This suggests an inline type-number-switched approach is about (1.28 - 0.23) / (0.344 - 0.23) = 9.2 times as fast. Of course, that's specific to the exact system tested / compiler flags & version etc., but generally indicative.

---

COMMENTS RE VIRTUAL DISPATCH

It must be said though that virtual function call overheads are something that's rarely significant, and then only for oft-called trivial functions (like getters and setters). Even then, you might be able to provide a single function to get and set a whole lot of things at once, minimising the cost. People worry about virtual dispatch way too much - so do do the profiling before finding awkward alternatives. The main issue with them is that they perform an out-of-line function call, though they also delocalise the code executed which changes the cache utilisation patterns (for better or (more often) worse).

Answer 2

Virtual functions don't cost much. They are an indirect call, basically like a function pointer.

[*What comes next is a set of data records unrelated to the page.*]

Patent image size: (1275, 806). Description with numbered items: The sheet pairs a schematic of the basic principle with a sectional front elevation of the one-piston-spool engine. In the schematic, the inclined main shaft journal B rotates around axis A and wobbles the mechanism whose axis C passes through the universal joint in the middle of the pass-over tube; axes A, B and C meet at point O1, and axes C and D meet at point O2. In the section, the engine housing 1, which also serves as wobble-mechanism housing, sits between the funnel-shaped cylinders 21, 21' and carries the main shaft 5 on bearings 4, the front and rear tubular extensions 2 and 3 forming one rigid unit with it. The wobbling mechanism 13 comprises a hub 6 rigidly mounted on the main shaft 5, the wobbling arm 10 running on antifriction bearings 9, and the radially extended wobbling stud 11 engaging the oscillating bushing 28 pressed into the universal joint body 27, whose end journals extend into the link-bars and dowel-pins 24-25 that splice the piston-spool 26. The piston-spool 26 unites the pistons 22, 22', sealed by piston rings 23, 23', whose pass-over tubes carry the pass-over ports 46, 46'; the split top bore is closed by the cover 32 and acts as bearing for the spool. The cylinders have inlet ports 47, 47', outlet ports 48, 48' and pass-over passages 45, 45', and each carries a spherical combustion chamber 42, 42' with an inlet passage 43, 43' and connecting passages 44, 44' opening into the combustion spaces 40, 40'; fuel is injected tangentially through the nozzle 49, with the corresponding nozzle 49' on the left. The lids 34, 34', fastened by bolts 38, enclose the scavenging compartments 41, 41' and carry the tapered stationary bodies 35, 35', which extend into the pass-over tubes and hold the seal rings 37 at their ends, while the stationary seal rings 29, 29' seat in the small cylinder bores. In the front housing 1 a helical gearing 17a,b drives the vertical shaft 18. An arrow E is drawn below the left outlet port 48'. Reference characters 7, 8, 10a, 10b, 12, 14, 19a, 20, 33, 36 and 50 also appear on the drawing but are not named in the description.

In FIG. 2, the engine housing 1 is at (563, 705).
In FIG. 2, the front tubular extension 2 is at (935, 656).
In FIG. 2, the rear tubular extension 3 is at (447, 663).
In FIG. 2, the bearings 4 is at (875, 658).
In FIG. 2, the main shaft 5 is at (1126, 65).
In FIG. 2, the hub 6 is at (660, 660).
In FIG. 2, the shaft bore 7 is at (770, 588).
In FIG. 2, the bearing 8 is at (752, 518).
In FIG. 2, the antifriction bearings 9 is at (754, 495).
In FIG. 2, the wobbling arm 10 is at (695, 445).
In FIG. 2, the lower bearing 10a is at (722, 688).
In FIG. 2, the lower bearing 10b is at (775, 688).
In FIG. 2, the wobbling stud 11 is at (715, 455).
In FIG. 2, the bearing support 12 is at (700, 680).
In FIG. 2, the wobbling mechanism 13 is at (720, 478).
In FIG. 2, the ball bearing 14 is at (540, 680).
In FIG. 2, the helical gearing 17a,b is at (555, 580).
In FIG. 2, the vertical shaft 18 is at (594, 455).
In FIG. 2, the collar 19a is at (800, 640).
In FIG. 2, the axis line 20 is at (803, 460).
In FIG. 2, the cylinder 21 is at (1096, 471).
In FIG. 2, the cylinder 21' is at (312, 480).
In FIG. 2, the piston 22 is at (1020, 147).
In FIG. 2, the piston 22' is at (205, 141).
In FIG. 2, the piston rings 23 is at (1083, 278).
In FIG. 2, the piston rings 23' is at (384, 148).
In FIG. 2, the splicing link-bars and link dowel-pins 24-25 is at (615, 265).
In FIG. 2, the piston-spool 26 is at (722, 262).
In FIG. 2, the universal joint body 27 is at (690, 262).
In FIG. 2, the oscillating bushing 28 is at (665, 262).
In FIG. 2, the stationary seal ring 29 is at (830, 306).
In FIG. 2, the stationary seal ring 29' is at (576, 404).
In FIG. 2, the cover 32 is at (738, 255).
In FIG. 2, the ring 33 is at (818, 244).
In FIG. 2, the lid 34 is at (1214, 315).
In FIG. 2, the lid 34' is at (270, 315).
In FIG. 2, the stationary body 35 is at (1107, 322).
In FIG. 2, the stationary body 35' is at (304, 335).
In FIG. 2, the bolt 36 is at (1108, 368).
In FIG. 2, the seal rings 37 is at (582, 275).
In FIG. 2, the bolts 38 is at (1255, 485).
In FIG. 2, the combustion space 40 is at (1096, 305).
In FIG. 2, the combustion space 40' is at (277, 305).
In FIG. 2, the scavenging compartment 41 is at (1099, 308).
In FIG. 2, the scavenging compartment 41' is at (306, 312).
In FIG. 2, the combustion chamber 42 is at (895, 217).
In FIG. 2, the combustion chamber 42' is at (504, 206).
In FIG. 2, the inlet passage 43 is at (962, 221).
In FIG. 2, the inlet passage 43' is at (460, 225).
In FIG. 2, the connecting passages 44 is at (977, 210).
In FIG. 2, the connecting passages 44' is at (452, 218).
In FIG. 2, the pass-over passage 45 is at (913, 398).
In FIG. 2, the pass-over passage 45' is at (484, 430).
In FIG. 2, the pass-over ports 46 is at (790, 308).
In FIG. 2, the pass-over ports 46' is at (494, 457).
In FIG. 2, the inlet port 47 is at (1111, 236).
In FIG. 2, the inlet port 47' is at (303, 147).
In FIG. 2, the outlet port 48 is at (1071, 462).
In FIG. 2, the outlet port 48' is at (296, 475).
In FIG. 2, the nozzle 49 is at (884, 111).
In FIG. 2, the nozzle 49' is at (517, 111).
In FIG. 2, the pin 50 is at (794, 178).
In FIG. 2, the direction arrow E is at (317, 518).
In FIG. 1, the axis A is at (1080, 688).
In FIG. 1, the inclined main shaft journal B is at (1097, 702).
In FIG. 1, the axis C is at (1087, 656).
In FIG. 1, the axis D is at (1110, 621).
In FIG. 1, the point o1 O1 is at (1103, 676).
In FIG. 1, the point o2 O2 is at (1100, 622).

What is the performance cost of having a virtual method in a C++ class?

If you're in a situation where every cycle per call counts, that is you're doing very little work in the function call and you're calling it from your inner loop in a performance critical application you probably need a different approach altogether.

Answer 3

I'm afraid that a series of dynamic_cast checks in a loop would slime up performance worse than a virtual function. If you're going to throw them all in one container, they need to have some type in common, so you may as well make it a pure-virtual base class with that method in it.

There's not all that much to the virtual function dispatch in that context: a vtable lookup, an adjustment of the supplied this pointer, and an indirect call.

If performance is that critical, you might be able to use a separate container for each subtype and process each container independently. If order matters, you'd be doing so many backflips that the virtual dispatch is probably faster.

Answer 4

If you're going to store all of these objects in the same container, then either you're going to have to write a heterogeneous container type (slow and expensive), you're going to have to store a container of void *s (yuck!), or the classes are going to have to be related to each other via inheritance. If you opt to go with either of the first two options, you'll have to have some logic in place to look at each element in the container, figure out what type it is, and then call the appropriate doYourJob() implementation, which essentially boils down to inheritance.

I strongly suggest trying out the simple, straightforward approach of using inheritance first. If this is fast enough, that's great! You're done. If it isn't, then try using some other scheme. Never avoid a useful language feature because of the cost unless you have some good hard proof to suggest that the cost is too great.